La compression s’impose au cœur des pelotons. Quels intérêts ? Comment choisir textiles et accessoires ? On vous aide à y voir plus clair.

Pas de miracle…
Amélioration du retour veineux, élimination des toxines, augmentation de l’oxygénation musculaire, réduction de la fatigue musculaire, des douleurs à l’effort, des crampes, diminution des blessures, amélioration de la performance… la liste des bénéfices vantés par les fabricants est longue. Et les produits se démultiplient : manchon, chaussette, jambière, cuissard, collant, T-shirt… les marques spécialisées surfent sur la tendance, tout comme les grands équipementiers, qui insèrent des zones de compression sur leurs vêtements. A ce jour pourtant, il est bon rappeler qu’« aucune étude n’a pu montrer une amélioration des performances lorsque l’on porte des vêtements compressifs sur les jambes pendant une course, que ce soit sur un semi, 5, 10 km, un trail des courses sur route de 5 ou 10 km ou encore un sprint de 400 m », selon François Bieuzen, Sport Scientist à l’Institut National du Sport du Québec, l’équivalent de l’INSEP au Canada. Vous ne courrez donc pas plus vite !
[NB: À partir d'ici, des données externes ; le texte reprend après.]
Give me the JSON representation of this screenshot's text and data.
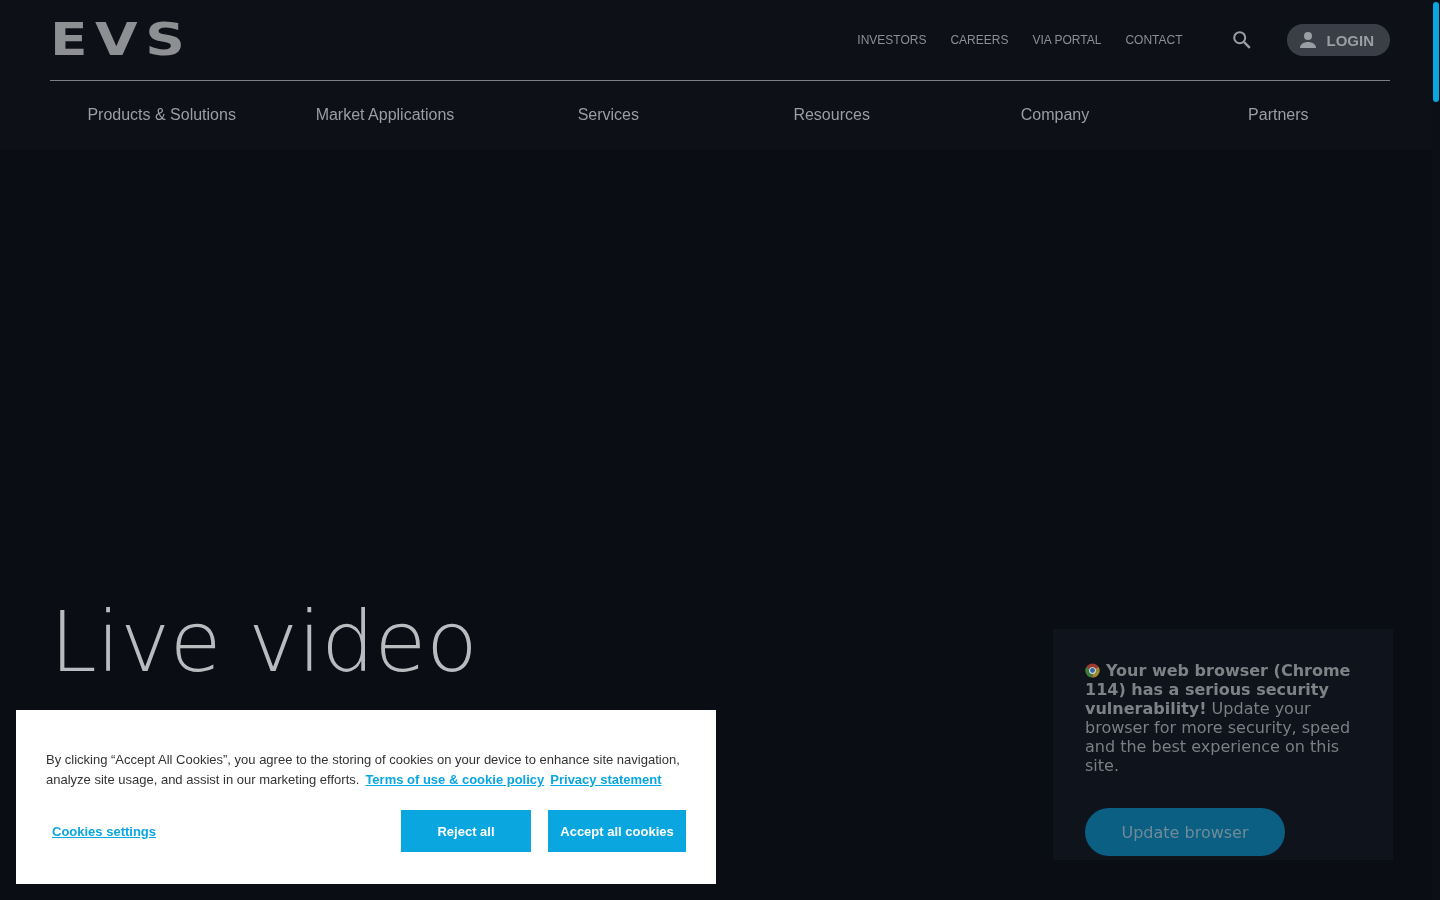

… mais un “plus” indéniable pour la récup’
C’est post-effort que l’utilité de ces produits est plus probante, particulièrement pour ceux qui « habillent » les mollets. « La récupération est légèrement facilitée et accélérée lorsque l’on porte des manchons pendant la course ou des chaussettes de récupération après la course. Cela se traduit principalement par une récupération plus rapide de ses capacités neuromusculaires et une moindre sensation de courbatures », commente le spécialiste. C’est donc une aide parmi d’autres, à condition de l’intégrer dans une démarche globale reposant sur trois piliers : bien dormir, bien manger et bien s’hydrater. Et aussi de porter ces produits régulièrement. Pour la chaussette de récupération par exemple, il s’agit de l’enfiler sitôt la séance terminée et de la porte au minimum deux heures d’affilée.

Un large choix…
Les textiles de compression dédiés aux sportifs ne sont soumis à aucun contrôle. La particularité de chaque produit résulte ainsi des recherches menées en interne par les différentes marques. Et de l’une à l’autre, les technologies sont différentes, voire opposées. La plupart, comme par exemple Sigvaris Sports ou Thuasne, misent sur la compression dégressive issue de la compression médicale. Cette technologie exerce une pression plus forte au niveau de la cheville, qui décroît vers la racine du membre. A l’inverse, BV Sport, marque bien connue des sportifs pour ses célèbres « Booster » notamment utilise elle la compression progressive, qui elle exerce une pression plus forte au niveau du mollet. Le choix d’un produit n’est pas anodin. Il convient de privilégier des marques spécialisées au savoir-faire avéré. Cocorico, plusieurs marques françaises se distinguent, certaines fabriquant même dans des ateliers français.

Testez avant d’acheter
Pour un premier achat, il est plus sage de vous rendre dans un magasin spécialisé. D’abord pour faire un tour d’horizon des produits proposés, mais surtout pour demander conseil à un vendeur. Profitez-en pour tester : pour un manchon, par exemple, il est important de choisir votre taille en fonction de votre tour de mollet, de la hauteur du sol jusqu’à votre genou. Pour coller à toutes les morphologies, les fabricants proposent plusieurs tailles, de quatre jusqu’à dix. Et lorsque vous enfilerez le produit, veillez à ce qu’il ne vous serre pas trop, au risque de créer des pathologies – des œdèmes aux pieds, par exemple. Soyez aussi attentif à l’épaisseur du tissu, qui s’il est trop fin, s’abîmera plus rapidement.

L’info plus
Etude au cœur du peloton
En analysant les images (Maindru Photo) de 9 828 participants des éditions 2013, 2014, 2015 et 2016 de l’UTMB, une étude indépendante* a démontré que la compression était davantage utilisée par les finishers (52,9 %) que par les participants ayant abandonné (46,2 %). L’étude a également montré que la proportion de porteurs de la compression augmentait linéairement jusqu’aux 400 premières places, avant de diminuer dans le haut du classement.
• * Etude menée par Anthony Buche & Ménétrier Arnaud, Université de Savoie-Mont-Blanc, Université de Franche-Comté, à paraître prochainement dans la revue Science et Sport.